American political actor, writer satirist and television host Steven Colbert presents factual news in a satirical way on Comedy Central's The Colbert Report. No topic is off limits to the "well-intentioned, poorly informed, high-status idiot", character portrayed by Colbert and dental care is included in that mix (http://www.nytimes.com/2005/09/25/magazine/25questions.html.)
During 2011, most of the media focused on stories surrounding celebrity antics, the raising of the Debt Ceiling and the death of Osama Bin Laden. Colbert has done that and more by providing commentary on a number of trends in the dental industry including a retraction in the toothpaste market, the struggling "baby tooth economy" and the unusual teeth of a man who successfully foreclosed on those who were trying to foreclose on him.
America is known as the land of plenty and that is apparent to consumers charged with the task of buying toothpaste for the oral hygiene needs of their loved ones. Hundreds of different dental care products fill store shelves and promote a variety of perks such as flavor, tooth whitening abilities, combating halitosis and being gentle enough for sensitive teeth. The Wall Street Journal addressed those facts and Colbert opted to focus his attention on how he would now struggle to brush all 32 of his teeth with different options as toothpaste manufactures are "putting the breaks on new-product introductions" (http://online.wsj.com/article/SB10001424052748703373404576148363319407354.html).

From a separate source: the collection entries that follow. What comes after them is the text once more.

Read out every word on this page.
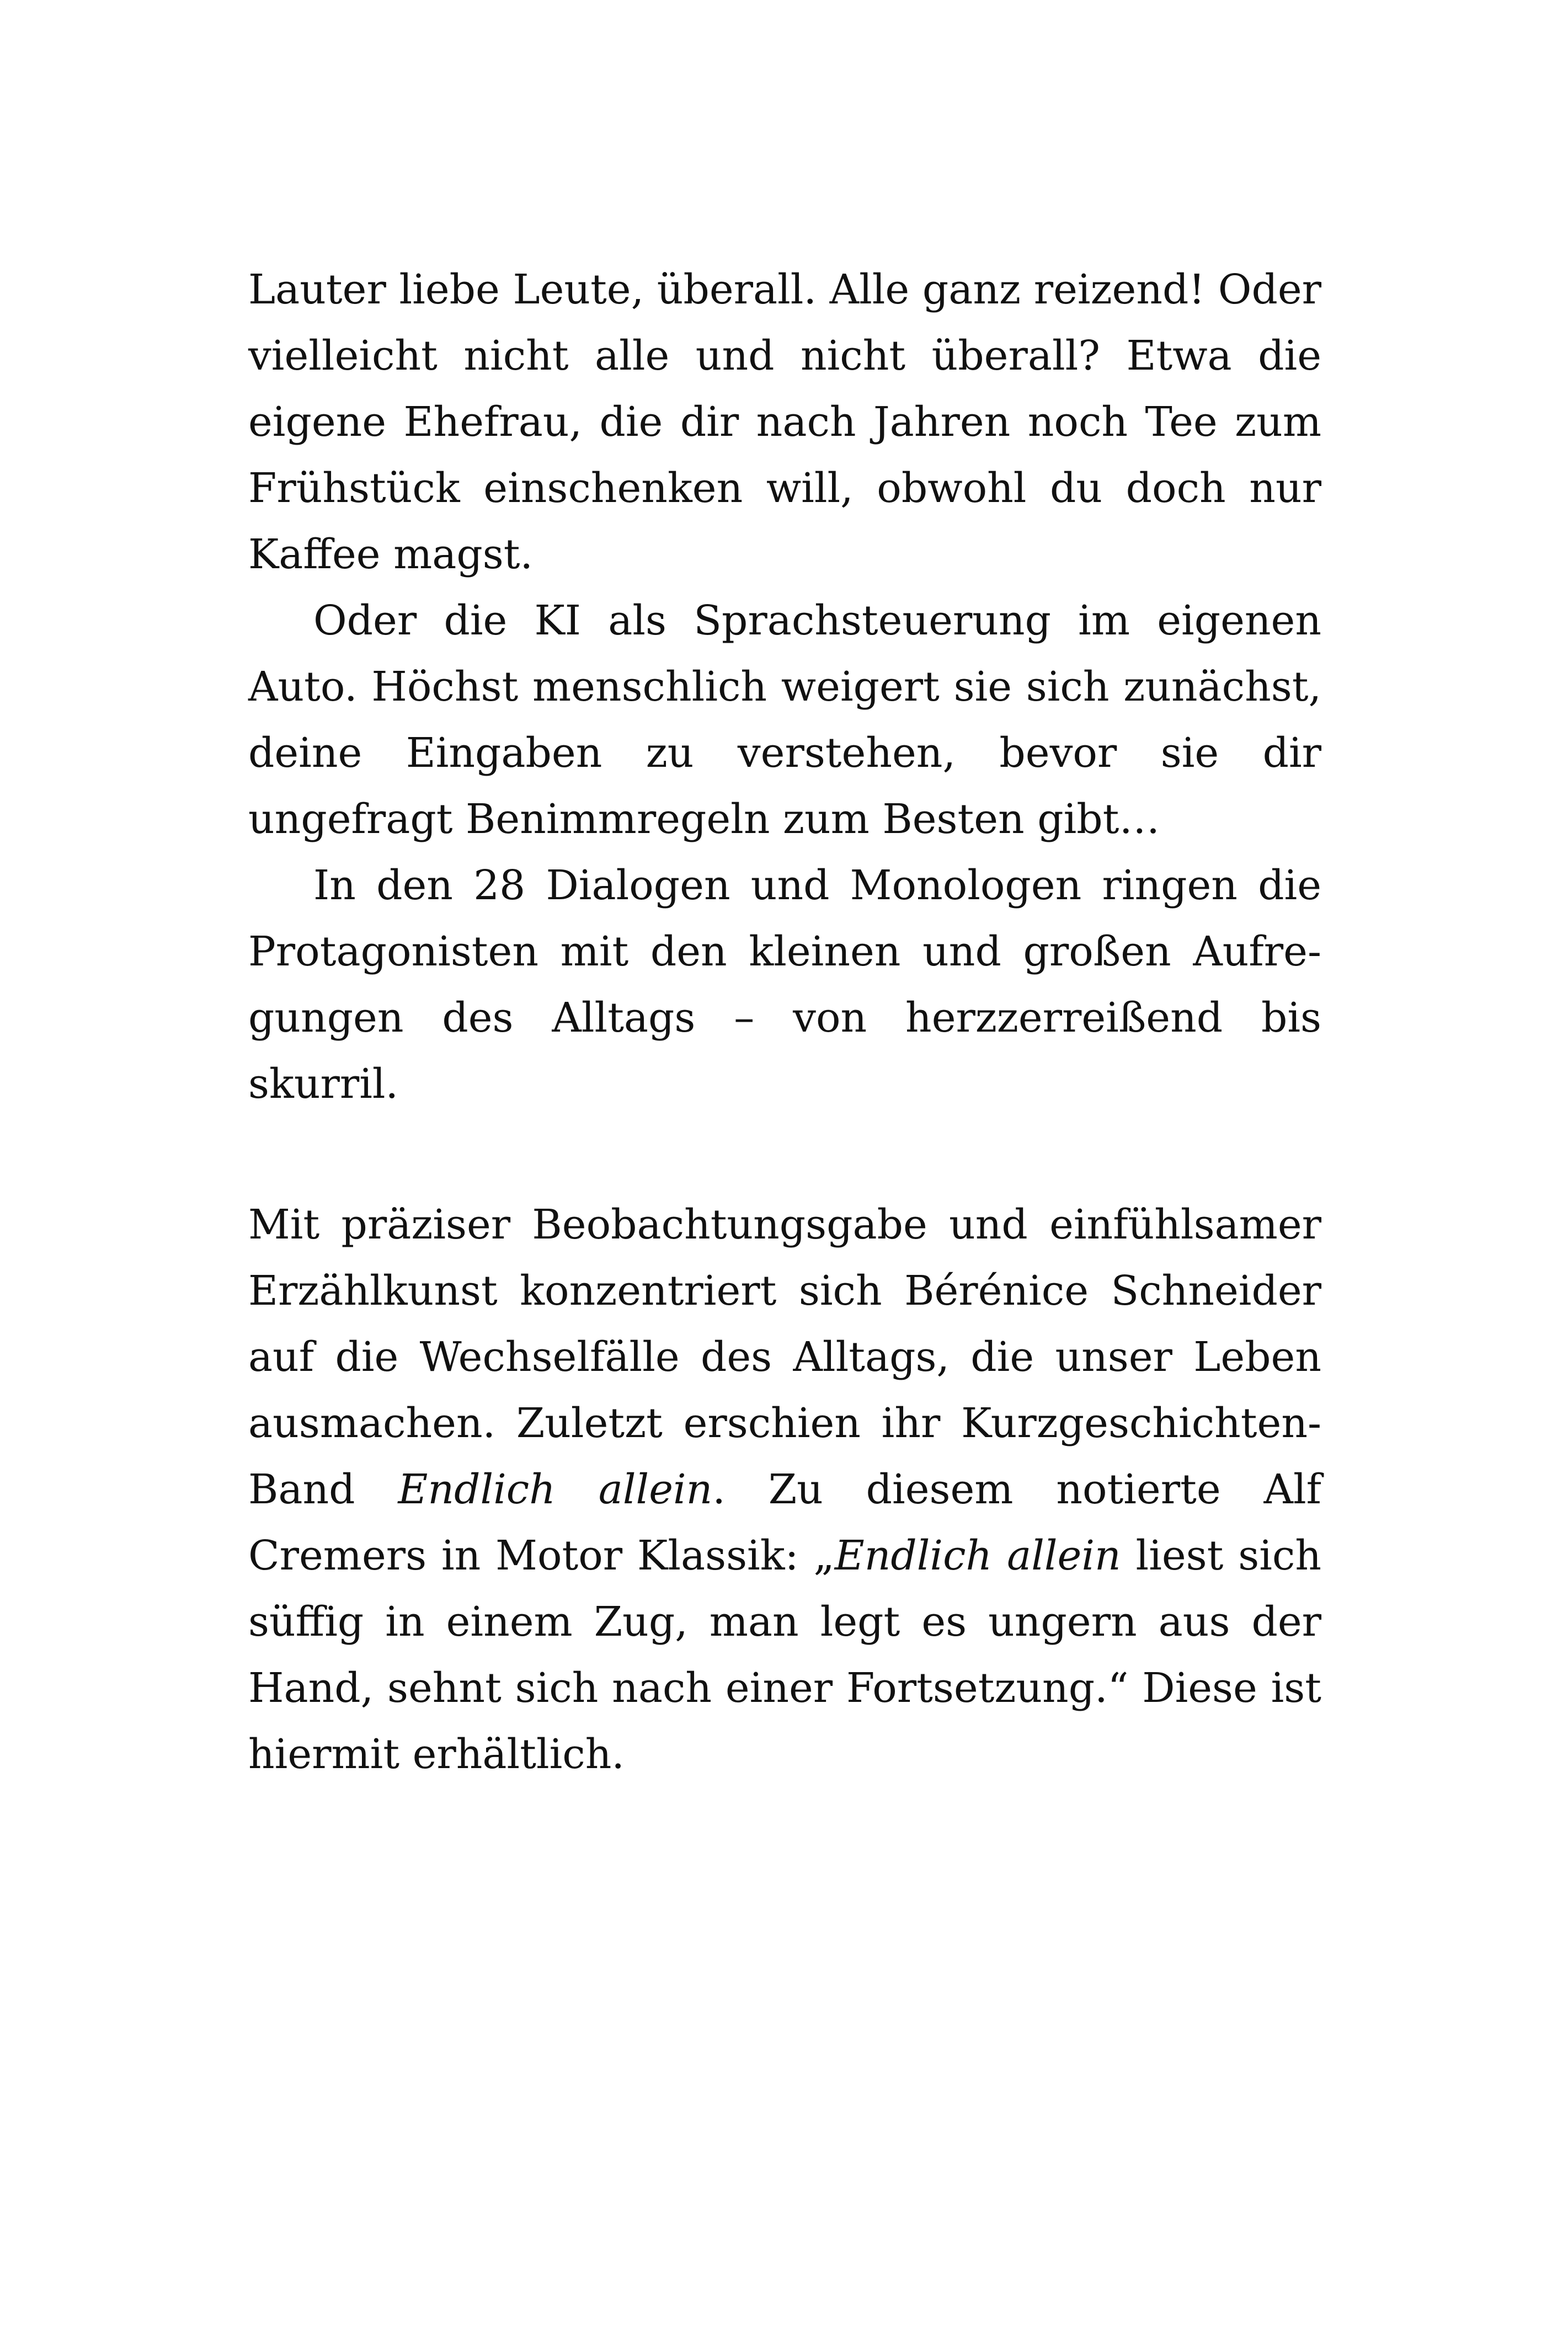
Lauter liebe Leute, überall. Alle ganz reizend! Oder vielleicht nicht alle und nicht überall? Etwa die eigene Ehefrau, die dir nach Jahren noch Tee zum Frühstück einschenken will, obwohl du doch nur Kaffee magst.

Oder die KI als Sprachsteuerung im eigenen Auto. Höchst menschlich weigert sie sich zunächst, deine Eingaben zu verstehen, bevor sie dir ungefragt Benimmregeln zum Besten gibt…

In den 28 Dialogen und Monologen ringen die Protagonisten mit den kleinen und großen Aufregungen des Alltags – von herzzerreißend bis skurril.

Mit präziser Beobachtungsgabe und einfühlsamer Erzählkunst konzentriert sich Bérénice Schneider auf die Wechselfälle des Alltags, die unser Leben ausmachen. Zuletzt erschien ihr Kurzgeschichten-Band Endlich allein. Zu diesem notierte Alf Cremers in Motor Klassik: „Endlich allein liest sich süffig in einem Zug, man legt es ungern aus der Hand, sehnt sich nach einer Fortsetzung.“ Diese ist hiermit erhältlich.
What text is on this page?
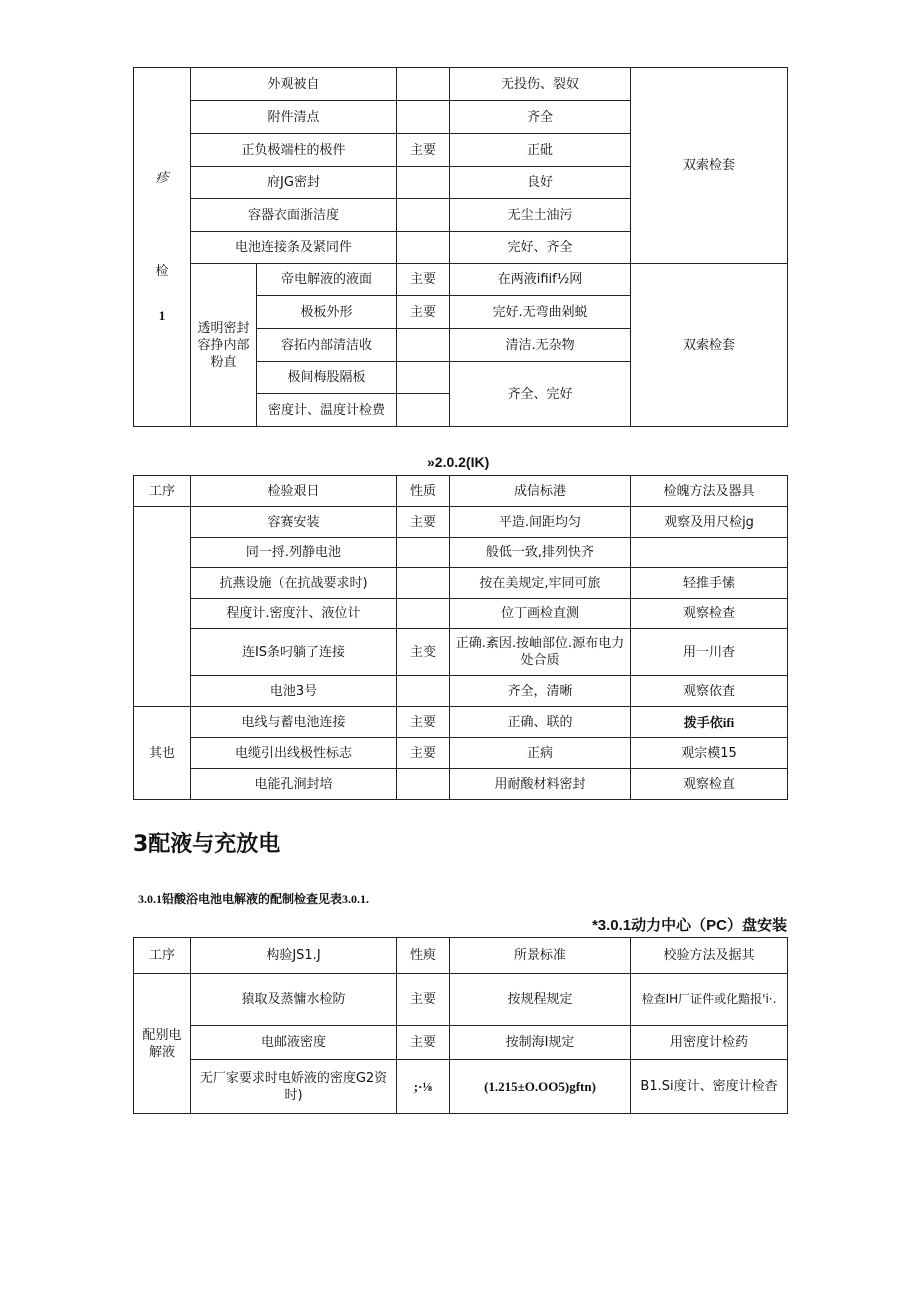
疹
检
1	外观被自			无投伤、裂奴	双索检套
	附件清点			齐全	
	正负极端柱的极件		主要	正砒	
	府JG密封			良好	
	容器衣面浙洁度			无尘土油污	
	电池连接条及紧同件			完好、齐全	
	透明密封容挣内部粉直	帝电解液的液面	主要	在两液ifiif½网	双索检套
		极板外形	主要	完好.无弯曲剁蜕	
		容拓内部清洁收		清洁.无杂物	
		极间梅股隔板		齐全、完好	
		密度计、温度计检费			
»2.0.2(IK)
工序	检验艰日	性质	成信标港	检魄方法及器具
	容赛安装	主要	平造.间距均匀	观察及用尺检jg
	同一捋.列静电池		般低一致,排列快齐	
	抗燕设施（在抗战要求时)		按在美规定,牢同可旅	轻推手愫
	程度计.密度汁、液位计		位丁画检直测	观察检查
	连IS条叼躺了连接	主变	正确.紊因.按岫部位.源布电力处合质	用一川杳
	电池3号		齐全，清晰	观察依査
其也	电线与蓄电池连接	主要	正确、联的	拨手依ifi
	电缆引出线极性标志	主要	正病	观宗模15
	电能孔涧封培		用耐酸材料密封	观察检直
3配液与充放电
3.0.1铅酸浴电池电解液的配制检查见表3.0.1.
*3.0.1动力中心（PC）盘安装
工序	构验JS1.J	性庾	所景标准	校验方法及据其
配别电解液	猿取及蒸慵水检防	主要	按规程规定	检查IH厂证件或化黯报'i·.
	电邮液密度	主要	按制海I规定	用密度计检药
	无厂家要求时电娇液的密度G2资时)	;·⅛	(1.215±O.OO5)gftn)	B1.Si度计、密度计检杳
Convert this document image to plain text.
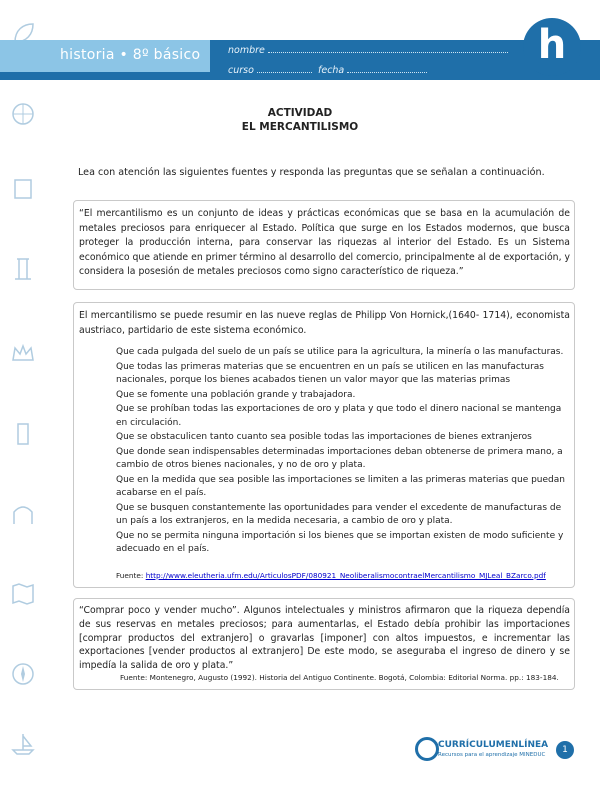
historia • 8º básico	nombre
curso	fecha
h
ACTIVIDAD
EL MERCANTILISMO
Lea con atención las siguientes fuentes y responda las preguntas que se señalan a continuación.

“El mercantilismo es un conjunto de ideas y prácticas económicas que se basa en la acumulación de metales preciosos para enriquecer al Estado. Política que surge en los Estados modernos, que busca proteger la producción interna, para conservar las riquezas al interior del Estado. Es un Sistema económico que atiende en primer término al desarrollo del comercio, principalmente al de exportación, y considera la posesión de metales preciosos como signo característico de riqueza.”

El mercantilismo se puede resumir en las nueve reglas de Philipp Von Hornick,(1640- 1714), economista austriaco, partidario de este sistema económico.

Que cada pulgada del suelo de un país se utilice para la agricultura, la minería o las manufacturas.
Que todas las primeras materias que se encuentren en un país se utilicen en las manufacturas nacionales, porque los bienes acabados tienen un valor mayor que las materias primas
Que se fomente una población grande y trabajadora.
Que se prohíban todas las exportaciones de oro y plata y que todo el dinero nacional se mantenga en circulación.
Que se obstaculicen tanto cuanto sea posible todas las importaciones de bienes extranjeros
Que donde sean indispensables determinadas importaciones deban obtenerse de primera mano, a cambio de otros bienes nacionales, y no de oro y plata.
Que en la medida que sea posible las importaciones se limiten a las primeras materias que puedan acabarse en el país.
Que se busquen constantemente las oportunidades para vender el excedente de manufacturas de un país a los extranjeros, en la medida necesaria, a cambio de oro y plata.
Que no se permita ninguna importación si los bienes que se importan existen de modo suficiente y adecuado en el país.
Fuente: http://www.eleutheria.ufm.edu/ArticulosPDF/080921_NeoliberalismocontraelMercantilismo_MJLeal_BZarco.pdf

“Comprar poco y vender mucho”. Algunos intelectuales y ministros afirmaron que la riqueza dependía de sus reservas en metales preciosos; para aumentarlas, el Estado debía prohibir las importaciones [comprar productos del extranjero] o gravarlas [imponer] con altos impuestos, e incrementar las exportaciones [vender productos al extranjero] De este modo, se aseguraba el ingreso de dinero y se impedía la salida de oro y plata.”

Fuente: Montenegro, Augusto (1992). Historia del Antiguo Continente. Bogotá, Colombia: Editorial Norma. pp.: 183-184.
CURRÍCULUMENLÍNEA
Recursos para el aprendizaje MINEDUC	1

According to the WSJ report, there are now only 352 toothpaste varieties available, down from a the 412 recorded in March 2008 by Spire LLC. Colbert shed crocodile tears over the travesty and paid special tribute to some of the toothpastes that have died. Individuals mourning the death of their preferred toothpaste still have hundreds to choose from. Those overwhelmed by the task should seek the professional advice of their dentist to help in the decision-making products.